Buenos Aires, 23/09/2017, edición Nº 1774

Norman Foster: “La gente demuestra sentir orgullo respecto del edificio”

El arquitecto británico, ideólogo del proyecto de la nueva sede de la Jefatura de Gobierno habló sobre las obras en Parque Patricios.

(CABA) Con una sonrisa cálida y un fuerte apretón de manos, despojado del espíritu solemne que lo acompañó hasta hace algunos minutos cuando le tocó hablar de su proyecto, saluda el arquitecto británico Norman Foster, la estrella de la inauguración de la nueva sede de la Jefatura de Gobierno de la ciudad que él mismo diseñó. Parece un rockstar, atrincherado en la sala de conferencias vidriada que lo separa de una horda de personas que, al menos, quieren darle una palmada en el hombro.

Este tipo es el Mick Jagger de la arquitectura“, dice un arquitecto argentino para sintetizar lo que representa la figura de lord Foster. Ganador del Premio Príncipe de Asturias de las Artes en 2009 -entre otros reconocimientos-, el británico es considerado uno de los arquitectos más influyentes de la época. El Parlamento en Berlín, la sede ecológica del Commerzbank en Fráncfort, la torre Hearst en Nueva York y la estación de trenes de una ciudad construida en el desierto de Arabia Saudita son algunos de los proyectos que avalan su trayectoria.

Invertir en infraestructura es invertir en generaciones futuras. Creo que la gente entiende y valora eso“, suelta a modo de síntesis de lo que representa el nuevo edificio del gobierno porteño de Parque Patricios que presentó junto a Mauricio Macri y María Eugenia Vidal y en el que desde ayer trabajan unas 1200 personas.

– ¿Cuál fue la fuente de inspiración para este proyecto?

– La inspiración nació cuando conocí el lugar, el clima y las características del barrio. También fue la posibilidad de uso de los materiales, principalmente el hormigón.

– La idea inicial era construir un edificio para el Banco Ciudad. ¿Tuvo que modificar el proyecto para convertirlo en la sede del gobierno porteño?

– Creo que la transición se dio de una forma muy natural. Fueron muy pocos los cambios que debimos poner en marcha en el proyecto inicial porque siempre fue pensado como un edificio muy flexible.

– ¿Se tomaron en cuenta las características del barrio?

– Claro que sí. Toda la industria liviana está presente en el lenguaje del edificio. También el parque influyó; la obra tiene la idea de festejar e incorporar el parque al edificio. Esta idea transformadora del gobierno, de ser un catalizador del desarrollo y transformación de la ciudad.

– ¿Considera que este tipo de construcciones influye en la vida cotidiana de los vecinos?
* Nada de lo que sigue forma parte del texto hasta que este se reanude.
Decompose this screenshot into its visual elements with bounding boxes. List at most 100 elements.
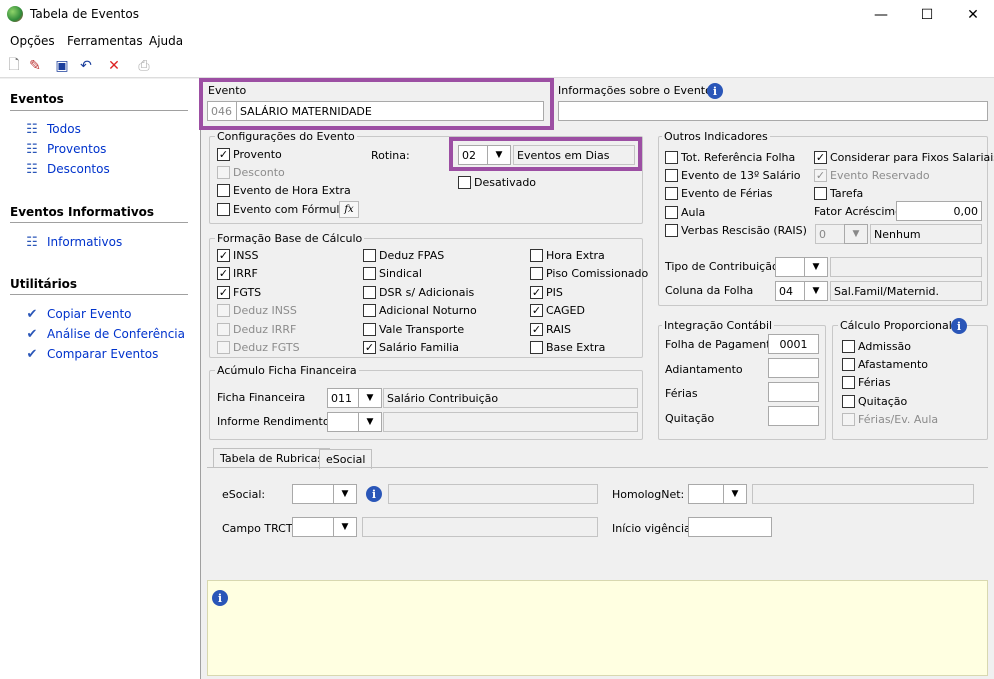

– La gente demuestra sentir orgullo respecto del edificio. En todas las historias de regeneración en las distintas ciudades, cuando los vecinos empiezan a ver esta sensación comienzan a cuidar el barrio porque se sienten orgullosos de ser parte del cambio. En otros proyectos nuestros, como el metro de Bilbao, hemos visto esta misma situación: una ciudad bastante pobre en el momento de la obra donde el metro se convirtió en un motivo de orgullo que transformó la ciudad. Siento que el alcalde (sic) Macri tiene una pasión por invertir en infraestructura y eso lo veo muy positivo. Invertir en obras es invertir en generaciones futuras. Creo que la gente entiende y valora eso.
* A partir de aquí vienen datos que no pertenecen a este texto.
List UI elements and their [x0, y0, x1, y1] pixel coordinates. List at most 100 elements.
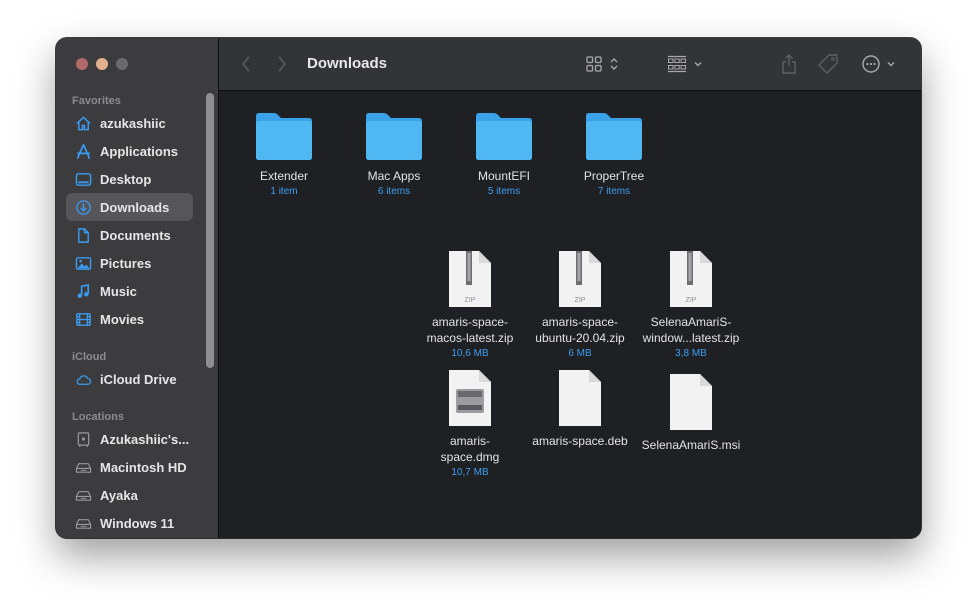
disk-image-icon: [449, 370, 491, 426]
sidebar-item-label: Music: [100, 283, 137, 299]
sidebar-item-computer[interactable]: Azukashiic's...: [66, 425, 193, 453]
disk-icon: [74, 514, 92, 532]
sidebar-item-home[interactable]: azukashiic: [66, 109, 193, 137]
cloud-icon: [74, 370, 92, 388]
chevron-left-icon: [239, 54, 253, 74]
folder-icon: [586, 113, 642, 160]
item-name: amaris-space-ubuntu-20.04.zip: [535, 315, 625, 345]
sidebar-item-label: azukashiic: [100, 115, 166, 131]
sidebar-item-label: Pictures: [100, 255, 152, 271]
file-item-windows-zip[interactable]: ZIP SelenaAmariS-window...latest.zip 3,8…: [631, 250, 751, 360]
item-name: SelenaAmariS.msi: [641, 438, 741, 452]
tag-icon: [817, 53, 839, 75]
sidebar-section-icloud: iCloud: [72, 351, 107, 363]
item-name: Extender: [259, 169, 309, 183]
sidebar-item-label: Documents: [100, 227, 171, 243]
window-controls: [76, 58, 128, 70]
zip-file-icon: ZIP: [670, 251, 712, 307]
sidebar-item-label: iCloud Drive: [100, 371, 177, 387]
sidebar-item-label: Ayaka: [100, 487, 138, 503]
file-item-ubuntu-zip[interactable]: ZIP amaris-space-ubuntu-20.04.zip 6 MB: [522, 250, 638, 360]
file-item-msi[interactable]: SelenaAmariS.msi: [631, 373, 751, 453]
window-title: Downloads: [307, 55, 388, 72]
music-icon: [74, 282, 92, 300]
item-size: 10,6 MB: [451, 348, 489, 359]
pictures-icon: [74, 254, 92, 272]
item-name: amaris-space-macos-latest.zip: [426, 315, 514, 345]
item-size: 6 MB: [568, 348, 592, 359]
movies-icon: [74, 310, 92, 328]
folder-item-extender[interactable]: Extender 1 item: [229, 110, 339, 198]
document-icon: [74, 226, 92, 244]
file-item-deb[interactable]: amaris-space.deb: [515, 369, 645, 449]
applications-icon: [74, 142, 92, 160]
sidebar-item-ayaka[interactable]: Ayaka: [66, 481, 193, 509]
item-name: MountEFI: [477, 169, 531, 183]
group-by-button[interactable]: [667, 52, 703, 76]
folder-item-mac-apps[interactable]: Mac Apps 6 items: [339, 110, 449, 198]
sidebar-item-desktop[interactable]: Desktop: [66, 165, 193, 193]
sidebar-section-locations: Locations: [72, 411, 124, 423]
sidebar-item-label: Windows 11: [100, 515, 175, 531]
folder-icon: [256, 113, 312, 160]
item-count: 7 items: [597, 186, 631, 197]
folder-item-propertree[interactable]: ProperTree 7 items: [559, 110, 669, 198]
sidebar-item-music[interactable]: Music: [66, 277, 193, 305]
share-button[interactable]: [780, 52, 798, 76]
file-item-dmg[interactable]: amaris-space.dmg 10,7 MB: [412, 369, 528, 479]
svg-text:ZIP: ZIP: [575, 297, 586, 304]
minimize-button[interactable]: [96, 58, 108, 70]
item-count: 1 item: [270, 186, 298, 197]
item-name: amaris-space.dmg: [440, 434, 500, 464]
home-icon: [74, 114, 92, 132]
folder-icon: [476, 113, 532, 160]
sidebar-item-icloud-drive[interactable]: iCloud Drive: [66, 365, 193, 393]
sidebar-item-applications[interactable]: Applications: [66, 137, 193, 165]
icon-grid-icon: [585, 55, 603, 73]
disk-icon: [74, 458, 92, 476]
more-actions-button[interactable]: [861, 52, 896, 76]
chevron-down-icon: [886, 59, 896, 69]
downloads-icon: [74, 198, 92, 216]
chevron-down-icon: [693, 59, 703, 69]
disk-icon: [74, 486, 92, 504]
share-icon: [780, 53, 798, 75]
folder-icon: [366, 113, 422, 160]
zip-file-icon: ZIP: [559, 251, 601, 307]
blank-file-icon: [670, 374, 712, 430]
sidebar-item-movies[interactable]: Movies: [66, 305, 193, 333]
sidebar-item-downloads[interactable]: Downloads: [66, 193, 193, 221]
maximize-button[interactable]: [116, 58, 128, 70]
main-content: Downloads Extender 1 item Mac Apps 6 ite…: [219, 38, 921, 538]
sidebar-item-label: Macintosh HD: [100, 459, 187, 475]
back-button[interactable]: [239, 52, 253, 76]
computer-icon: [74, 430, 92, 448]
svg-text:ZIP: ZIP: [686, 297, 697, 304]
blank-file-icon: [559, 370, 601, 426]
close-button[interactable]: [76, 58, 88, 70]
sidebar-item-pictures[interactable]: Pictures: [66, 249, 193, 277]
sidebar-item-documents[interactable]: Documents: [66, 221, 193, 249]
toolbar: Downloads: [219, 38, 921, 91]
item-name: ProperTree: [583, 169, 645, 183]
zip-file-icon: ZIP: [449, 251, 491, 307]
sidebar-item-label: Desktop: [100, 171, 152, 187]
tag-button[interactable]: [817, 52, 839, 76]
sidebar-scrollbar[interactable]: [206, 93, 214, 368]
sidebar-item-label: Movies: [100, 311, 145, 327]
item-count: 5 items: [487, 186, 521, 197]
forward-button[interactable]: [275, 52, 289, 76]
sidebar-item-label: Applications: [100, 143, 179, 159]
view-mode-button[interactable]: [585, 52, 619, 76]
item-size: 3,8 MB: [675, 348, 707, 359]
item-size: 10,7 MB: [451, 467, 489, 478]
desktop-icon: [74, 170, 92, 188]
sidebar-item-macintosh-hd[interactable]: Macintosh HD: [66, 453, 193, 481]
sidebar: Favorites azukashiic Applications Deskto…: [56, 38, 219, 538]
file-item-macos-zip[interactable]: ZIP amaris-space-macos-latest.zip 10,6 M…: [412, 250, 528, 360]
chevron-right-icon: [275, 54, 289, 74]
item-name: amaris-space.deb: [532, 434, 628, 448]
sidebar-section-favorites: Favorites: [72, 95, 121, 107]
sidebar-item-windows-11[interactable]: Windows 11: [66, 509, 193, 537]
folder-item-mountefi[interactable]: MountEFI 5 items: [449, 110, 559, 198]
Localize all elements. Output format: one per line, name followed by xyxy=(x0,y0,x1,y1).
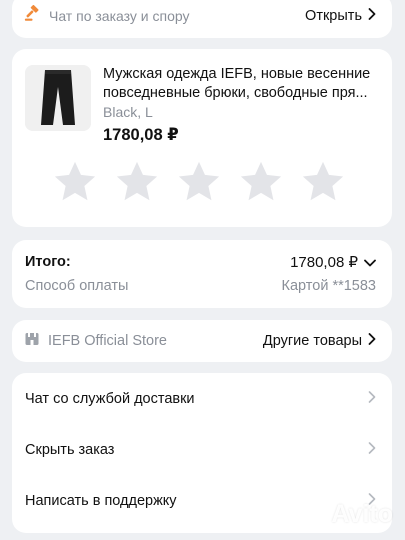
total-amount: 1780,08 ₽ xyxy=(290,254,358,271)
total-row[interactable]: Итого: 1780,08 ₽ xyxy=(25,240,376,274)
contact-support-label: Написать в поддержку xyxy=(25,493,177,509)
gavel-icon xyxy=(24,4,41,27)
payment-method-label: Способ оплаты xyxy=(25,278,129,294)
product-variant: Black, L xyxy=(103,104,153,120)
chevron-right-icon xyxy=(368,442,376,458)
chevron-right-icon xyxy=(368,333,376,349)
star-icon-4[interactable] xyxy=(238,159,284,205)
store-info: IEFB Official Store xyxy=(25,332,167,351)
order-dispute-chat-row[interactable]: Чат по заказу и спору Открыть xyxy=(12,0,392,38)
star-icon-2[interactable] xyxy=(114,159,160,205)
store-name: IEFB Official Store xyxy=(48,333,167,349)
total-amount-toggle[interactable]: 1780,08 ₽ xyxy=(290,253,376,271)
order-dispute-chat-label: Чат по заказу и спору xyxy=(49,8,190,24)
rating-stars xyxy=(52,159,346,205)
store-icon xyxy=(25,332,39,351)
avito-watermark: Avito xyxy=(297,499,393,530)
store-row[interactable]: IEFB Official Store Другие товары xyxy=(12,320,392,362)
chevron-right-icon xyxy=(368,8,376,24)
product-price: 1780,08 ₽ xyxy=(103,126,179,144)
chevron-right-icon xyxy=(368,391,376,407)
star-icon-1[interactable] xyxy=(52,159,98,205)
other-products-label: Другие товары xyxy=(262,333,362,349)
order-total-card: Итого: 1780,08 ₽ Способ оплаты Картой **… xyxy=(12,240,392,308)
product-image[interactable] xyxy=(25,65,91,131)
total-label: Итого: xyxy=(25,254,71,270)
payment-method-value: Картой **1583 xyxy=(281,278,376,294)
hide-order-label: Скрыть заказ xyxy=(25,442,115,458)
avito-logo-icon xyxy=(297,499,327,530)
product-title-line-1: Мужская одежда IEFB, новые весенние xyxy=(103,66,371,82)
payment-method-row: Способ оплаты Картой **1583 xyxy=(25,274,376,298)
open-chat-button[interactable]: Открыть xyxy=(305,8,376,24)
avito-watermark-text: Avito xyxy=(331,500,393,528)
product-card: Мужская одежда IEFB, новые весенние повс… xyxy=(12,49,392,227)
product-title-line-2: повседневные брюки, свободные пря... xyxy=(103,85,368,101)
order-details-screen: Чат по заказу и спору Открыть Мужская од… xyxy=(0,0,405,540)
delivery-chat-item[interactable]: Чат со службой доставки xyxy=(25,388,376,410)
delivery-chat-label: Чат со службой доставки xyxy=(25,391,195,407)
other-products-button[interactable]: Другие товары xyxy=(263,333,376,349)
order-dispute-chat-label-group: Чат по заказу и спору xyxy=(24,4,190,27)
hide-order-item[interactable]: Скрыть заказ xyxy=(25,439,376,461)
open-chat-label: Открыть xyxy=(305,8,362,24)
star-icon-3[interactable] xyxy=(176,159,222,205)
chevron-down-icon xyxy=(364,254,376,271)
star-icon-5[interactable] xyxy=(300,159,346,205)
product-title[interactable]: Мужская одежда IEFB, новые весенние повс… xyxy=(103,65,383,103)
En la Argentina, Foster ya ha desarrollado otros proyectos. Las residencias Aleph y el Faena Aleph Hotel en Puerto Madero fueron dos de sus creaciones. Actualmente su estudio -Foster+Partners- trabaja en el diseño de un master plan en Rosario para la desarrolladora inmobiliaria TGLT en el que habrá residencias, hotel, oficinas y espacios públicos.

Pienso que no hay ninguna diferencia en la forma de encarar los proyectos, sólo existe una actitud mental de hacer las cosas con calidad, en cualquier contexto en el que estén, sea Puerto Madero, Parque Patricios o cualquier otro sitio“, dejó en claro Foster. “La nueva Jefatura no es un edificio ostentoso ni extravagante. Es un edificio donde la estructura misma es la decoración y el espacio. Es muy sintético en ese sentido“, agregó.

– Sin embargo, es un edificio muy diferente de la arquitectura del barrio y muy moderno.

– De alguna manera, sí. Pero también es cierto que en este barrio hay edificios industriales de gran tamaño, muy modestos, al igual que este edificio. La sede de un gobierno también es un espacio industrial sobre la ética del trabajo, donde se trabaja duro para mejorar la ciudad. Si caminas y recorres el edificio se nota que es un lugar donde la gente está feliz. Creemos que se logró ese equilibrio entre comunidad y privacidad: acá vemos una comunidad de gente que trabaja.